Brad Armstrong reflects on tireless Gift work

Brad Armstrong, who coached the winner of the 2014 Australia Post Stawell Gift had a win of his own in the final of the Stawell Family Central Park 400 metres handicap. Picture: MARK McMILLAN.

Brad Armstrong, who coached the winner of the 2014 Australia Post Stawell Gift had a win of his own in the final of the Stawell Family Central Park 400 metres handicap. Picture: MARK McMILLAN.

STAWELL - More than two weeks has passed since Brad Armstrong coached Luke Versace to win the Australia Post Stawell Gift and it is yet to sink in.

After a ten year friendship Versace asked Armstrong to train him as the two casually sipped red wine.

"When he first came to me I told him straight out," Armstrong said.

"Don't bother wasting our time, this is what I expect from you and this is what I believe is enough to win.

"You're either in or you're out."

The pair had worked tirelessly for a year after Versace finished in the bottom six of all the competitors last year.

Versace was an early favourite with the bookmakers in 2014 and knowing it was such an open field Armstrong was confident in their preparation.
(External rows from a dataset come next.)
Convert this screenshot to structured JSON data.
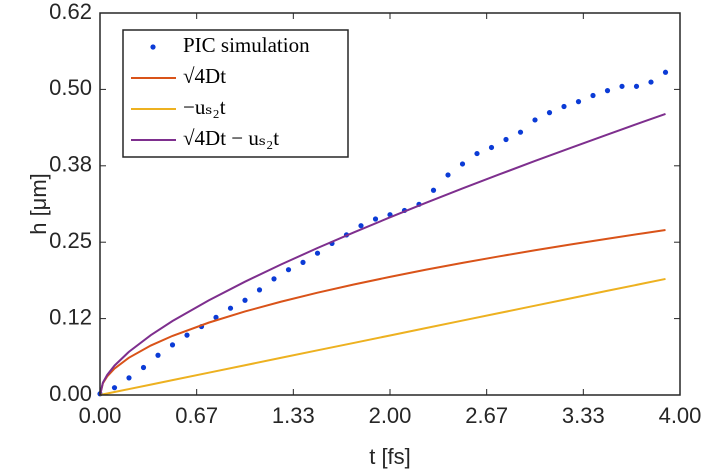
{
  "chart_data": {
    "type": "scatter",
    "xlabel": "t [fs]",
    "ylabel": "h [μm]",
    "xlim": [
      0,
      4
    ],
    "ylim": [
      0,
      0.625
    ],
    "xticks": [
      {
        "value": 0,
        "label": "0.00"
      },
      {
        "value": 0.6667,
        "label": "0.67"
      },
      {
        "value": 1.3333,
        "label": "1.33"
      },
      {
        "value": 2,
        "label": "2.00"
      },
      {
        "value": 2.6667,
        "label": "2.67"
      },
      {
        "value": 3.3333,
        "label": "3.33"
      },
      {
        "value": 4,
        "label": "4.00"
      }
    ],
    "yticks": [
      {
        "value": 0,
        "label": "0.00"
      },
      {
        "value": 0.125,
        "label": "0.12"
      },
      {
        "value": 0.25,
        "label": "0.25"
      },
      {
        "value": 0.375,
        "label": "0.38"
      },
      {
        "value": 0.5,
        "label": "0.50"
      },
      {
        "value": 0.625,
        "label": "0.62"
      }
    ],
    "legend": "upper left",
    "series": [
      {
        "name": "PIC simulation",
        "kind": "points",
        "color": "#0b3bd6",
        "x": [
          0,
          0.1,
          0.2,
          0.3,
          0.4,
          0.5,
          0.6,
          0.7,
          0.8,
          0.9,
          1.0,
          1.1,
          1.2,
          1.3,
          1.4,
          1.5,
          1.6,
          1.7,
          1.8,
          1.9,
          2.0,
          2.1,
          2.2,
          2.3,
          2.4,
          2.5,
          2.6,
          2.7,
          2.8,
          2.9,
          3.0,
          3.1,
          3.2,
          3.3,
          3.4,
          3.5,
          3.6,
          3.7,
          3.8,
          3.9
        ],
        "values": [
          0.002,
          0.012,
          0.028,
          0.045,
          0.065,
          0.082,
          0.098,
          0.112,
          0.127,
          0.142,
          0.155,
          0.172,
          0.19,
          0.205,
          0.217,
          0.232,
          0.248,
          0.262,
          0.277,
          0.288,
          0.295,
          0.302,
          0.312,
          0.335,
          0.36,
          0.378,
          0.395,
          0.405,
          0.418,
          0.43,
          0.45,
          0.462,
          0.472,
          0.48,
          0.49,
          0.498,
          0.505,
          0.505,
          0.512,
          0.528
        ]
      },
      {
        "name": "√4Dt",
        "kind": "line",
        "color": "#d95319",
        "x": [
          0,
          0.02,
          0.05,
          0.1,
          0.2,
          0.35,
          0.5,
          0.75,
          1,
          1.25,
          1.5,
          1.75,
          2,
          2.25,
          2.5,
          2.75,
          3,
          3.25,
          3.5,
          3.75,
          3.9
        ],
        "values": [
          0,
          0.0193,
          0.0306,
          0.0432,
          0.0611,
          0.0809,
          0.0967,
          0.1184,
          0.1367,
          0.1528,
          0.1674,
          0.1808,
          0.1933,
          0.2051,
          0.2161,
          0.2267,
          0.2368,
          0.2464,
          0.2557,
          0.2647,
          0.27
        ]
      },
      {
        "name": "−uₛ₂t",
        "kind": "line",
        "color": "#edb120",
        "x": [
          0,
          0.02,
          0.05,
          0.1,
          0.2,
          0.35,
          0.5,
          0.75,
          1,
          1.25,
          1.5,
          1.75,
          2,
          2.25,
          2.5,
          2.75,
          3,
          3.25,
          3.5,
          3.75,
          3.9
        ],
        "values": [
          0,
          0.001,
          0.0024,
          0.0049,
          0.0097,
          0.017,
          0.0244,
          0.0365,
          0.0487,
          0.0609,
          0.0731,
          0.0852,
          0.0974,
          0.1096,
          0.1218,
          0.1339,
          0.1461,
          0.1583,
          0.1705,
          0.1826,
          0.1899
        ]
      },
      {
        "name": "√4Dt − uₛ₂t",
        "kind": "line",
        "color": "#7e2f8e",
        "x": [
          0,
          0.02,
          0.05,
          0.1,
          0.2,
          0.35,
          0.5,
          0.75,
          1,
          1.25,
          1.5,
          1.75,
          2,
          2.25,
          2.5,
          2.75,
          3,
          3.25,
          3.5,
          3.75,
          3.9
        ],
        "values": [
          0,
          0.0203,
          0.033,
          0.0481,
          0.0708,
          0.0979,
          0.1211,
          0.1549,
          0.1854,
          0.2137,
          0.2405,
          0.266,
          0.2907,
          0.3147,
          0.3379,
          0.3606,
          0.3829,
          0.4047,
          0.4262,
          0.4473,
          0.4599
        ]
      }
    ]
  }
}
"It's one thing to have a plan to win the Stawell Gift," Armstrong said.

"You don't just win it though, everything has to go right."

The Stawell Gift carnival has long been a part of the Armstrong history with Brad's father Evan having competed and coached at Stawell.

"I've never missed a Stawell Gift," Armstrong said.

"I'm almost 30 years old and I still love it as much as the first time I came."

While Armstrong's father was involved with several gift winners he never reach the ultimate glory his son did a fortnight ago.

"For me the most important thing was to win it on my own," Armstrong said.

"Just Luke and I, we didn't really need anyone else."

From very early on Armstrong had set goals in place and Versace went about reaching each one.

After ticking each milestone Versace got fitter and fitter.

A slow 2012-2013 season had seen Versace put on 12 kilograms resulting in him lacking strength.

"We worked really hard to drop the weight," said Armstrong.

"He was doing all the training and just getting no where so we went to a dietitian."

A dietitian for Versace encouraged a change of diet and he then loss the weight he needed to.

Adding to the drama Versace almost found himself in hospital on three occasions after suffering what they thought were diabetic episodes.

According to Armstrong after losing the weight the strength that Versace gained was incredible.

As well as coaching Armstrong also had a successful run in the 400 metre frontmarkers handicap.

"Whatever I did on that day was just one percent of a great day," Armstrong said.

"Coaching the Stawell Gift winner, that is the pinnacle of my career.

"Winning a 400 metre is not even close."

Armstrong topped a perfect couple of weeks by celebrating his 30th birthday and his recent engagement.